July 31, 2008 / 9:07 AM / 12 years ago

INTERVIEW-Philippines still on mining radar; patience required

* Still sticking to mining investment goal despite paltry inflows so far

* Chinese, Japanese firms joining others in exploration

* Important for foreign firms to have a local partner

By Carmel Crimmins

MANILA, July 31 (Reuters) - Mining groups from Brazil to Australia are combing the Philippines for copper, nickel and gold but patience is required to see a return on investment, a top official said on Thursday.

Disagreement over contracts, communist rebel attacks, financial difficulties and local opposition have stalled some existing mining projects in the Philippines but with metal prices still high, overseas and local investors remain attracted to the Asian country’s resources.

“The trend is going up,” Horacio Ramos, director of the Mines and Geosciences Bureau (MGB), which issues exploration and mining permits, told Reuters in an interview.

Although only $68 million worth of investments were recorded in the first quarter, bringing total private funding in the minerals sector to around $1 billion since late 2004, Ramos said Manila was sticking to its goal of attracting $837 million worth of investments this year and $10.4 billion by 2011.

He pointed to plans by China’s largest listed gold producer Zijin (2899.HK) to raise its investment in a cold-copper project in the north to 60 percent and Ramon Ang, the president of food and drinks giant San Miguel SMCB.PS, aiming to develop an iron ore deposit on the central island of Mindoro.

Both Zijin and Ramon Ang will receive financial and technical assistance agreements (FTAA) from the government, underlining that these will be large-scale projects.

Only two FTAAs have so far been issued in the Philippines.

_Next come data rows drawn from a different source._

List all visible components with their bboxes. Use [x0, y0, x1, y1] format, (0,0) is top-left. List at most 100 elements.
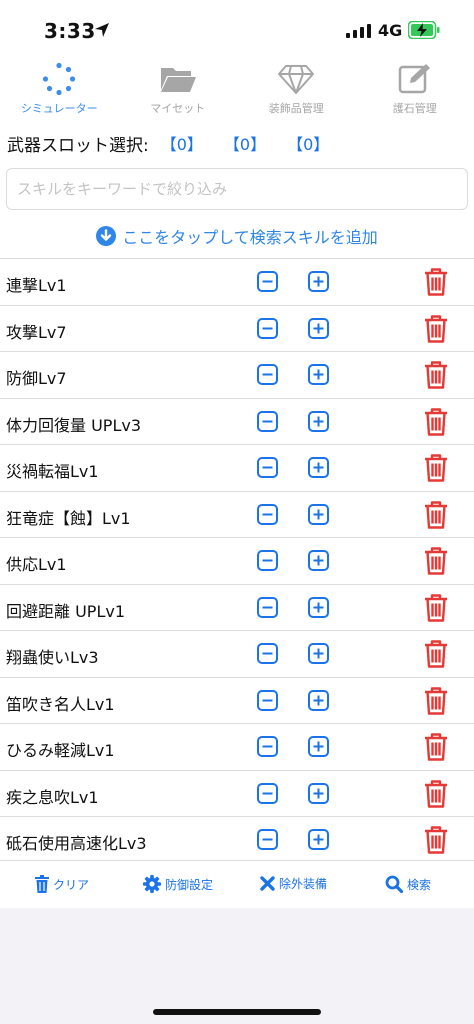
minus-square-icon	[257, 829, 278, 850]
delete-skill-button[interactable]	[424, 314, 448, 347]
skill-name: 災禍転福Lv1	[6, 462, 99, 481]
minus-square-icon	[257, 736, 278, 757]
add-search-skill-button[interactable]: ここをタップして検索スキルを追加	[0, 222, 474, 250]
weapon-slot-3[interactable]: 【0】	[287, 131, 329, 155]
trash-icon	[425, 268, 447, 296]
weapon-slot-2[interactable]: 【0】	[224, 131, 266, 155]
increase-level-button[interactable]	[308, 503, 329, 529]
increase-level-button[interactable]	[308, 364, 329, 389]
trash-icon	[425, 779, 447, 808]
increase-level-button[interactable]	[308, 410, 329, 436]
status-time: 3:33	[44, 19, 96, 43]
skill-name: 回避距離 UPLv1	[6, 601, 126, 621]
tab-decorations[interactable]: 装飾品管理	[237, 60, 356, 118]
delete-skill-button[interactable]	[424, 500, 448, 533]
delete-skill-button[interactable]	[424, 640, 448, 672]
delete-skill-button[interactable]	[424, 733, 448, 765]
trash-icon	[425, 593, 447, 622]
decrease-level-button[interactable]	[257, 503, 278, 529]
trash-icon	[425, 454, 447, 482]
plus-square-icon	[308, 457, 329, 478]
skill-name: 狂竜症【蝕】Lv1	[6, 508, 131, 528]
tab-talismans[interactable]: 護石管理	[356, 60, 474, 118]
plus-square-icon	[308, 736, 329, 757]
increase-level-button[interactable]	[308, 782, 329, 808]
delete-skill-button[interactable]	[424, 826, 448, 858]
clear-label: クリア	[53, 877, 90, 892]
decrease-level-button[interactable]	[257, 457, 278, 482]
decrease-level-button[interactable]	[257, 736, 278, 761]
increase-level-button[interactable]	[308, 596, 329, 622]
network-type: 4G	[378, 21, 403, 40]
trash-icon	[425, 407, 447, 436]
home-indicator[interactable]	[153, 1009, 321, 1015]
decrease-level-button[interactable]	[257, 596, 278, 622]
clear-button[interactable]: クリア	[35, 875, 89, 893]
delete-skill-button[interactable]	[424, 593, 448, 626]
trash-icon	[425, 361, 447, 389]
minus-square-icon	[257, 410, 278, 432]
increase-level-button[interactable]	[308, 829, 329, 854]
decrease-level-button[interactable]	[257, 317, 278, 343]
decrease-level-button[interactable]	[257, 271, 278, 296]
delete-skill-button[interactable]	[424, 547, 448, 579]
skill-name: 体力回復量 UPLv3	[6, 415, 142, 435]
decrease-level-button[interactable]	[257, 829, 278, 854]
plus-square-icon	[308, 596, 329, 618]
skill-list: 連撃Lv1 攻撃Lv7 防御Lv7 体力回復量 UPLv3 災禍転福Lv1 狂竜症【蝕】L…	[0, 258, 474, 863]
delete-skill-button[interactable]	[424, 686, 448, 719]
decrease-level-button[interactable]	[257, 364, 278, 389]
increase-level-button[interactable]	[308, 643, 329, 668]
delete-skill-button[interactable]	[424, 361, 448, 393]
skill-row: 回避距離 UPLv1	[0, 583, 474, 631]
tab-simulator[interactable]: シミュレーター	[0, 60, 119, 118]
increase-level-button[interactable]	[308, 689, 329, 715]
defense-settings-button[interactable]: 防御設定	[143, 875, 213, 893]
search-icon	[385, 875, 403, 893]
plus-square-icon	[308, 829, 329, 850]
tab-my-set[interactable]: マイセット	[119, 60, 238, 118]
decrease-level-button[interactable]	[257, 689, 278, 715]
increase-level-button[interactable]	[308, 317, 329, 343]
app-screen: 3:33 4G シミュレーター マイセット 装飾品管理 護石管理 武器スロット選…	[0, 0, 474, 908]
delete-skill-button[interactable]	[424, 407, 448, 440]
minus-square-icon	[257, 271, 278, 292]
plus-square-icon	[308, 782, 329, 804]
skill-row: 災禍転福Lv1	[0, 444, 474, 491]
trash-icon	[425, 640, 447, 668]
skill-name: 供応Lv1	[6, 555, 67, 574]
skill-name: 翔蟲使いLv3	[6, 648, 99, 667]
skill-row: 供応Lv1	[0, 537, 474, 584]
delete-skill-button[interactable]	[424, 268, 448, 300]
skill-row: 攻撃Lv7	[0, 304, 474, 352]
delete-skill-button[interactable]	[424, 454, 448, 486]
increase-level-button[interactable]	[308, 550, 329, 575]
weapon-slot-1[interactable]: 【0】	[161, 131, 203, 155]
location-arrow-icon	[95, 23, 109, 37]
skill-name: 砥石使用高速化Lv3	[6, 834, 147, 853]
decrease-level-button[interactable]	[257, 410, 278, 436]
minus-square-icon	[257, 782, 278, 804]
skill-row: 連撃Lv1	[0, 258, 474, 305]
excluded-equipment-button[interactable]: 除外装備	[260, 875, 327, 892]
delete-skill-button[interactable]	[424, 779, 448, 812]
decrease-level-button[interactable]	[257, 643, 278, 668]
skill-search-input[interactable]	[6, 168, 468, 210]
increase-level-button[interactable]	[308, 457, 329, 482]
skill-row: 疾之息吹Lv1	[0, 769, 474, 817]
skill-row: 体力回復量 UPLv3	[0, 397, 474, 445]
search-label: 検索	[407, 877, 432, 892]
trash-icon	[425, 314, 447, 343]
bottom-toolbar: クリア 防御設定 除外装備 検索	[0, 860, 474, 908]
increase-level-button[interactable]	[308, 271, 329, 296]
decrease-level-button[interactable]	[257, 550, 278, 575]
close-icon	[260, 876, 275, 891]
skill-name: ひるみ軽減Lv1	[6, 741, 115, 760]
skill-row: ひるみ軽減Lv1	[0, 723, 474, 770]
status-bar: 3:33 4G	[0, 0, 474, 60]
decrease-level-button[interactable]	[257, 782, 278, 808]
skill-row: 防御Lv7	[0, 351, 474, 398]
plus-square-icon	[308, 689, 329, 711]
search-button[interactable]: 検索	[385, 875, 431, 893]
increase-level-button[interactable]	[308, 736, 329, 761]
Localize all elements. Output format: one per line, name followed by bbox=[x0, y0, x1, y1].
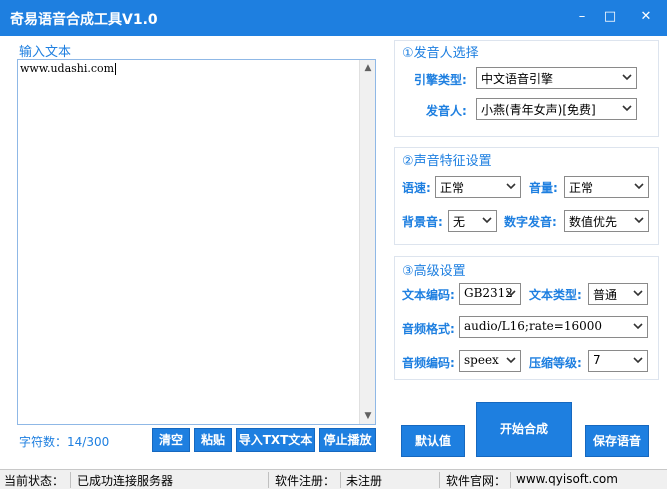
codec-value: speex bbox=[464, 353, 499, 367]
compress-label: 压缩等级: bbox=[529, 356, 582, 370]
compress-select[interactable]: 7 bbox=[588, 350, 648, 372]
import-txt-button[interactable]: 导入TXT文本 bbox=[236, 428, 315, 452]
compress-value: 7 bbox=[593, 353, 601, 367]
text-caret bbox=[115, 63, 117, 75]
codec-select[interactable]: speex bbox=[459, 350, 521, 372]
codec-label: 音频编码: bbox=[402, 356, 455, 370]
bgm-label: 背景音: bbox=[402, 215, 443, 229]
scroll-up-icon[interactable]: ▲ bbox=[360, 60, 376, 76]
scroll-down-icon[interactable]: ▼ bbox=[360, 408, 376, 424]
status-divider bbox=[268, 472, 269, 488]
status-label: 当前状态： bbox=[4, 474, 65, 488]
chevron-down-icon bbox=[618, 99, 636, 119]
chevron-down-icon bbox=[618, 68, 636, 88]
voice-label: 发音人: bbox=[426, 104, 467, 118]
speed-value: 正常 bbox=[440, 181, 465, 195]
advanced-heading: ③高级设置 bbox=[402, 264, 466, 279]
encoding-label: 文本编码: bbox=[402, 288, 455, 302]
chevron-down-icon bbox=[502, 284, 520, 304]
chevron-down-icon bbox=[502, 351, 520, 371]
status-bar: 当前状态： 已成功连接服务器 软件注册： 未注册 软件官网： www.qyiso… bbox=[0, 469, 667, 489]
paste-button[interactable]: 粘贴 bbox=[194, 428, 232, 452]
register-value: 未注册 bbox=[346, 474, 383, 488]
texttype-select[interactable]: 普通 bbox=[588, 283, 648, 305]
engine-select[interactable]: 中文语音引擎 bbox=[476, 67, 637, 89]
stop-playback-button[interactable]: 停止播放 bbox=[319, 428, 376, 452]
engine-label: 引擎类型: bbox=[414, 73, 467, 87]
chevron-down-icon bbox=[630, 177, 648, 197]
bgm-select[interactable]: 无 bbox=[448, 210, 497, 232]
status-divider bbox=[340, 472, 341, 488]
speaker-heading: ①发音人选择 bbox=[402, 46, 479, 61]
volume-value: 正常 bbox=[569, 181, 594, 195]
website-label: 软件官网： bbox=[446, 474, 507, 488]
format-select[interactable]: audio/L16;rate=16000 bbox=[459, 316, 648, 338]
speed-label: 语速: bbox=[402, 181, 431, 195]
engine-value: 中文语音引擎 bbox=[481, 72, 554, 86]
status-divider bbox=[439, 472, 440, 488]
status-divider bbox=[510, 472, 511, 488]
chevron-down-icon bbox=[502, 177, 520, 197]
format-value: audio/L16;rate=16000 bbox=[464, 319, 602, 333]
window-title: 奇易语音合成工具V1.0 bbox=[10, 12, 158, 28]
digit-value: 数值优先 bbox=[569, 215, 618, 229]
voice-select[interactable]: 小燕(青年女声)[免费] bbox=[476, 98, 637, 120]
texttype-value: 普通 bbox=[593, 288, 618, 302]
clear-button[interactable]: 清空 bbox=[152, 428, 190, 452]
chevron-down-icon bbox=[629, 284, 647, 304]
chevron-down-icon bbox=[629, 351, 647, 371]
status-divider bbox=[70, 472, 71, 488]
text-scrollbar[interactable]: ▲ ▼ bbox=[359, 60, 375, 424]
volume-select[interactable]: 正常 bbox=[564, 176, 649, 198]
title-bar: 奇易语音合成工具V1.0 – □ ✕ bbox=[0, 0, 667, 36]
text-input[interactable]: www.udashi.com ▲ ▼ bbox=[17, 59, 376, 425]
texttype-label: 文本类型: bbox=[529, 288, 582, 302]
close-button[interactable]: ✕ bbox=[636, 8, 656, 26]
status-value: 已成功连接服务器 bbox=[77, 474, 174, 488]
encoding-select[interactable]: GB2312 bbox=[459, 283, 521, 305]
chevron-down-icon bbox=[478, 211, 496, 231]
voice-features-heading: ②声音特征设置 bbox=[402, 154, 492, 169]
text-content: www.udashi.com bbox=[20, 62, 117, 75]
start-synthesis-button[interactable]: 开始合成 bbox=[476, 402, 572, 457]
bgm-value: 无 bbox=[453, 215, 466, 229]
speed-select[interactable]: 正常 bbox=[435, 176, 521, 198]
volume-label: 音量: bbox=[529, 181, 558, 195]
digit-select[interactable]: 数值优先 bbox=[564, 210, 649, 232]
format-label: 音频格式: bbox=[402, 322, 455, 336]
minimize-button[interactable]: – bbox=[572, 8, 592, 26]
chevron-down-icon bbox=[629, 317, 647, 337]
voice-value: 小燕(青年女声)[免费] bbox=[481, 103, 596, 117]
website-link[interactable]: www.qyisoft.com bbox=[516, 472, 618, 486]
maximize-button[interactable]: □ bbox=[600, 8, 620, 26]
digit-label: 数字发音: bbox=[504, 215, 557, 229]
register-label: 软件注册： bbox=[275, 474, 336, 488]
char-count: 字符数：14/300 bbox=[19, 435, 110, 449]
input-heading: 输入文本 bbox=[19, 45, 72, 60]
chevron-down-icon bbox=[630, 211, 648, 231]
save-voice-button[interactable]: 保存语音 bbox=[585, 425, 649, 457]
default-button[interactable]: 默认值 bbox=[401, 425, 465, 457]
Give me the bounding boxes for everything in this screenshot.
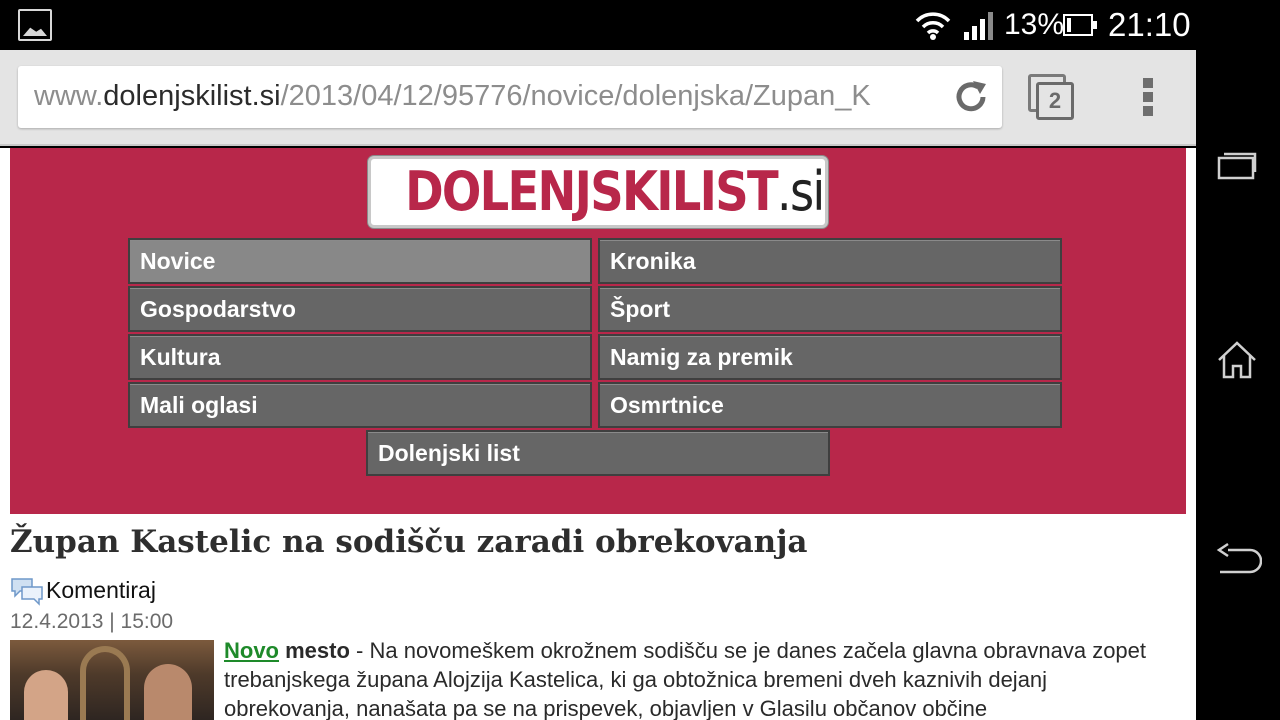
article-headline: Župan Kastelic na sodišču zaradi obrekov… [10, 524, 808, 560]
web-page: DOLENJSKILIST.si Novice Kronika Gospodar… [0, 148, 1196, 720]
wifi-icon [915, 12, 951, 40]
tabs-switcher-button[interactable]: 2 [1028, 74, 1076, 122]
article-lead: Novo mesto - Na novomeškem okrožnem sodi… [224, 636, 1174, 720]
nav-namig-za-premik[interactable]: Namig za premik [598, 334, 1062, 380]
nav-sport[interactable]: Šport [598, 286, 1062, 332]
status-bar: 13% 21:10 [0, 0, 1196, 50]
place-name: mesto [285, 638, 350, 663]
comment-icon [11, 578, 43, 606]
nav-gospodarstvo[interactable]: Gospodarstvo [128, 286, 592, 332]
nav-dolenjski-list[interactable]: Dolenjski list [366, 430, 830, 476]
battery-icon [1063, 14, 1097, 36]
battery-percent: 13% [1004, 8, 1065, 41]
browser-toolbar: www.dolenjskilist.si/2013/04/12/95776/no… [0, 50, 1196, 146]
clock: 21:10 [1108, 6, 1191, 43]
comment-label[interactable]: Komentiraj [46, 577, 156, 604]
article-date: 12.4.2013 | 15:00 [10, 610, 174, 633]
back-icon[interactable] [1216, 542, 1262, 578]
nav-novice[interactable]: Novice [128, 238, 592, 284]
url-text[interactable]: www.dolenjskilist.si/2013/04/12/95776/no… [34, 80, 940, 113]
reload-icon[interactable] [952, 78, 990, 116]
tab-count: 2 [1036, 82, 1074, 120]
url-prefix: www. [34, 80, 104, 112]
site-header: DOLENJSKILIST.si Novice Kronika Gospodar… [10, 148, 1186, 514]
nav-kronika[interactable]: Kronika [598, 238, 1062, 284]
address-bar[interactable]: www.dolenjskilist.si/2013/04/12/95776/no… [18, 66, 1002, 128]
system-nav-bar [1196, 0, 1280, 720]
logo-suffix: .si [776, 160, 825, 223]
url-path: /2013/04/12/95776/novice/dolenjska/Zupan… [280, 80, 871, 112]
nav-osmrtnice[interactable]: Osmrtnice [598, 382, 1062, 428]
url-domain: dolenjskilist.si [103, 80, 281, 112]
place-link[interactable]: Novo [224, 638, 279, 663]
logo-main: DOLENJSKILIST [405, 160, 779, 223]
overflow-menu-icon[interactable] [1140, 78, 1156, 120]
recent-apps-icon[interactable] [1216, 150, 1258, 182]
site-logo[interactable]: DOLENJSKILIST.si [368, 156, 828, 228]
nav-mali-oglasi[interactable]: Mali oglasi [128, 382, 592, 428]
article-body: - Na novomeškem okrožnem sodišču se je d… [224, 638, 1147, 720]
nav-kultura[interactable]: Kultura [128, 334, 592, 380]
gallery-notification-icon [18, 9, 52, 41]
signal-icon [964, 12, 993, 40]
home-icon[interactable] [1216, 340, 1258, 380]
article-photo[interactable] [10, 640, 214, 720]
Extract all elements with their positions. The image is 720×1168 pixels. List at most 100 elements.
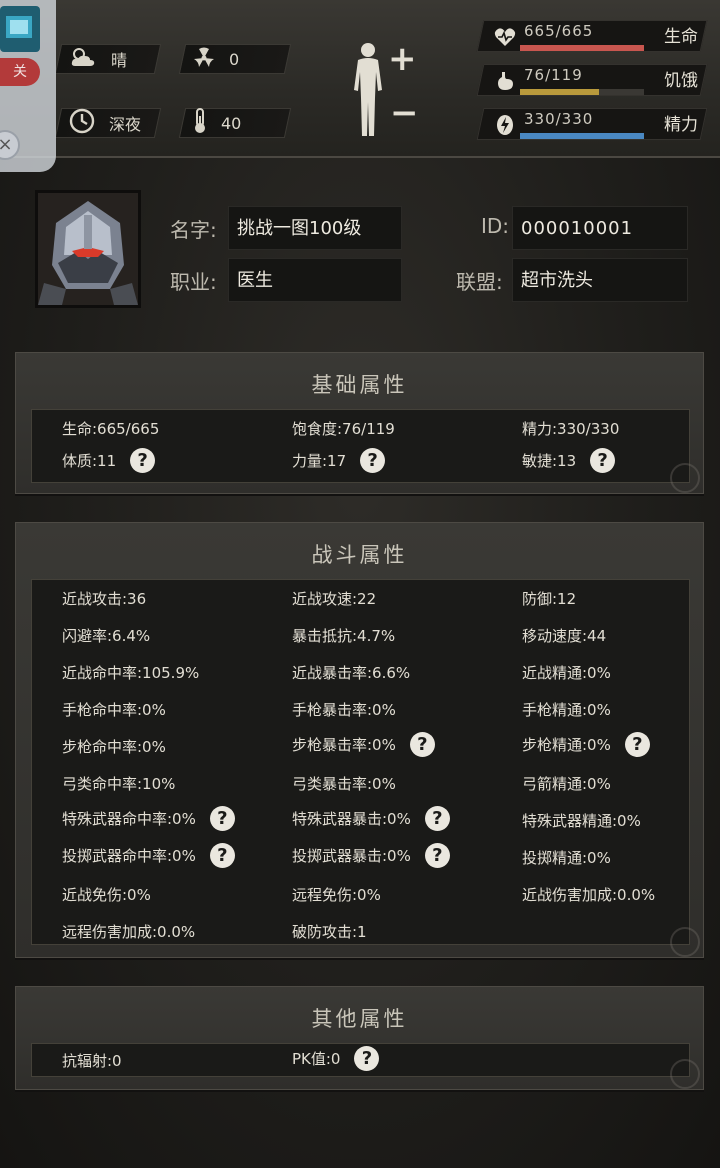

The last one was in 1995 for the Tampakan copper prospect, possibly one of the world’s richest, held jointly by Xstrata Copper XTA.L and Australia-listed Indophil Resources IRN.AX.

He said the government planned to alter the FTAAs this year to double the minimum level of investment to $100 million.

Ramos said China’s CITIC Resources (1205.HK) was interested in the Nonoc nickel mine in the south and Japanese companies, conscious of Chinese competition, were also on the prowl.

Pacific Metals (5541.T), Japan’s top ferronickel maker, has set up an office in the Philippines, Ramos said.

“I think the Japanese are worried if they do not invest in exploration then most of the minerals will go to China.”

PATIENT

There are over 30 foreign companies with investments in the Philippines mining sector, including Brazil’s Vale (RIO.N), world No.1 BHP Billiton (BHP.AX) and Anglo American (AAL.L).

Most of the projects are still at the exploration or feasibility stage and it will be years before production starts.

Manila was hoping that the Didipio gold-copper project, run by Australia’s OceanaGold (OGC.TO)(OGC.AX), would be up and running in the first half of 2009 but that has been delayed to the second half, at the earliest, due to rising costs and following a disagreement with the local government over payment for a quarrying permit.

BHP Billiton, meanwhile, is at loggerheads with its local partner Asiaticus, which has accused the larger group of moving too slowly in the development of their nickel project. The national government is trying to resolve the conflict.

“Those are part of the occurrences that accompany the development of the mining industry,” said Ramos.

“If there are increasing investments on the ground there is always an increase in conflict.”

One of the biggest challenges facing foreign mineral groups is overcoming local opposition to mining, often supported by a vocal network of NGOs and, in some cases, by powerful Catholic bishops.

Ramos said overcoming this opposition often required retaining a local equity partner.

“Companies have to be patient, they have to understand the cultural approach to the Philippines. My suggestion is that they should not go 100 percent foreign.